Return to Wars

WWI – The Great War

The assassination of Archduke Ferdinand was the trigger for WW I but was not the cause. War, certainly in the 20th Century was big business, especially if you get to supply both sides, and that certainly happened in the Great War.

Our bankster friends having created the Federal Reserve System in the USA bankrolled both sides, but by 1915 Britain and France were almost broke and a German victory was becoming a possibility. To save the war, and increase profits they needed the USA to enter the war. Problem was, the USA had elected Woodrow Wilson as their president, after he had campaigned to keep the US out of the war. What was needed was an unprovoked attack by Germany upon the US to shift public opinion towards war.

The north Atlantic waters, especially around Britain were deadly for any shipping due to the very efficient German U-boats. On May 7, 1915 a German U-boat torpedoed and sank the British liner Lusitania which had sailed from New York destined for Liverpool. Almost 2,000 people died onboard including 128 Americans. Unknown to the passengers onboard, but certainly known to the Germans was the fact that the Lusitania carried 600 tons of gun cotton, 6 million rounds of ammunition, 1,248 cases of shrapnel shells, plus other war materials destined for Britain. The German foreign office had tried unsuccessfully to warn passengers not to travel on this voyage. It was later revealed that the initial torpedo hit had not sunk the liner, but a second much larger explosion due to its hidden cargo. The US did not enter the war until April 6th 1917 but the sinking of the Lusitania is seen as a pivotal point in the decision.

World War I cost 9 million Russian lives, 6 million French, 3 million British and 323,000 American lives. The total expenditure of the US for the war years rose to $35 trillion, the supply of fiat money almost doubled from $20.6 billion to $39.8 billion causing the purchasing power of the dollar to drop by almost 50%, the only beneficiaries of the war were the banksters making interest on all the generated war debt.

The Problem: How do we get the USA to enter the war?
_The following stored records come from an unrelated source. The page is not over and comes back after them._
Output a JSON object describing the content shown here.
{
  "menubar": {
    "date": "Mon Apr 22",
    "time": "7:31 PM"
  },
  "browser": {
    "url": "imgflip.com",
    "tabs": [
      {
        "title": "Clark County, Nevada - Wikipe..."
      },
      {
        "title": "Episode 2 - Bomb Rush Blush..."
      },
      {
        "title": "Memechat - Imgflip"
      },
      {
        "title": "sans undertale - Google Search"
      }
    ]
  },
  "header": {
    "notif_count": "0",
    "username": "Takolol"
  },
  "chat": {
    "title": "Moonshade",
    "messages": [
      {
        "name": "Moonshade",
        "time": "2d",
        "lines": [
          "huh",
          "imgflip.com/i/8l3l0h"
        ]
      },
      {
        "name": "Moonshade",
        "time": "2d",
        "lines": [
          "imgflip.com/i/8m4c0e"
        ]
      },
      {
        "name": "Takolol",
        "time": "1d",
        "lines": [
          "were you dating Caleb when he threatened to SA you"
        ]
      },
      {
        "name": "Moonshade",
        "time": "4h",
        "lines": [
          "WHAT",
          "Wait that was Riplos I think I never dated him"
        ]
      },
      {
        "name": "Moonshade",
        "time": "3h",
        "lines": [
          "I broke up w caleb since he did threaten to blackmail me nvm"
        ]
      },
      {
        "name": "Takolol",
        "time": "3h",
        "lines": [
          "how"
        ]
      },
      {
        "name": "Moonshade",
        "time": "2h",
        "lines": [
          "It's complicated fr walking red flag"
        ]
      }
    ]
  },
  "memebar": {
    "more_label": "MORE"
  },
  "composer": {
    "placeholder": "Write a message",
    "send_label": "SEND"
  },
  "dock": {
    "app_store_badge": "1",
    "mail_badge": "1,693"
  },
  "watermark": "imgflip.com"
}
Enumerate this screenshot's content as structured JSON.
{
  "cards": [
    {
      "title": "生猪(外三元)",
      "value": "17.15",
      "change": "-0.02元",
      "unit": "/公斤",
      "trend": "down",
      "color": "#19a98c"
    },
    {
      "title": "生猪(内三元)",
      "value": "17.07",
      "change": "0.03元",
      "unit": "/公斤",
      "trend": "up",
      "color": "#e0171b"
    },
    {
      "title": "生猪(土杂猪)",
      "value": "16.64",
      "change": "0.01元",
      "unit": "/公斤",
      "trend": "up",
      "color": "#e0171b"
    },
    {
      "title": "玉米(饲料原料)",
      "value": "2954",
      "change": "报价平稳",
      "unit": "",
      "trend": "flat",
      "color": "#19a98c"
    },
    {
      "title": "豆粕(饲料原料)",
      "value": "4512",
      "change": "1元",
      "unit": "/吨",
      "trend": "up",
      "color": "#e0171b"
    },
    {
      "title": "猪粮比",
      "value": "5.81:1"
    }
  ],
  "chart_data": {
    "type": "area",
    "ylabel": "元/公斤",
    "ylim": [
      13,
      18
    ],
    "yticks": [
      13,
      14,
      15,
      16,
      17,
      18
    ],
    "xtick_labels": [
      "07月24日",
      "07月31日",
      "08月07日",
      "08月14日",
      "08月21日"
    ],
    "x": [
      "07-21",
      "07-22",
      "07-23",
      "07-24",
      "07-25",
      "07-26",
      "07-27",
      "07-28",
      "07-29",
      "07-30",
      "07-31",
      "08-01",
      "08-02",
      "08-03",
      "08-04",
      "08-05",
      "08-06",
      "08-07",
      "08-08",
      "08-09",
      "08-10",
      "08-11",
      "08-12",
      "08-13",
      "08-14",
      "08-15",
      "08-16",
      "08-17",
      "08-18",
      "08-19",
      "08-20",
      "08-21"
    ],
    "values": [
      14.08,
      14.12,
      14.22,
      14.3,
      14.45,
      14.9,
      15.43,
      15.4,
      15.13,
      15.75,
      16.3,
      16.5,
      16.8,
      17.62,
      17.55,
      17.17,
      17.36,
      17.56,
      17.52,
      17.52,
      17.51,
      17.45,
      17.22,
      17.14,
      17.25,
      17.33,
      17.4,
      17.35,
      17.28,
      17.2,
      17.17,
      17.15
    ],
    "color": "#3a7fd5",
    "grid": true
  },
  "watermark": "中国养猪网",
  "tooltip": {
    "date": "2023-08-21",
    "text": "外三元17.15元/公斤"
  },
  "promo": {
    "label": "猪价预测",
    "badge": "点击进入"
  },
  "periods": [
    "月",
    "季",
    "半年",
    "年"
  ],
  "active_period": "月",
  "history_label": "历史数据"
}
Thesis – Sink a passenger liner with US citizens on board
Antithesis – Public outcry, demanding action
Synthesis – US declares war on Germany

The League of Nations (LON) was an intergovernmental organization founded as a result of the Paris Peace Conference, and the precursor to the United Nations. At its greatest extent from 28 September 1934 to 23 February 1935, it had 58 members. The League’s primary goals, as stated in its Covenant, included preventing war through collective security, disarmament, and settling international disputes through negotiation and arbitration. Other goals in this and related treaties included labour conditions, just treatment of native inhabitants, trafficking in persons and drugs, arms trade, global health, prisoners of war, and protection of minorities in Europe.

The diplomatic philosophy behind the League represented a fundamental shift in thought from the preceding hundred years. The League lacked its own armed force and so depended on the Great Powers to enforce its resolutions, keep to economic sanctions which the League ordered, or provide an army, when needed, for the League to use. However, they were often reluctant to do so.

Germany withdrew from the League, soon to be followed by many other aggressive powers. The onset of World War II showed that the League had failed its primary purpose, which was to avoid any future world war.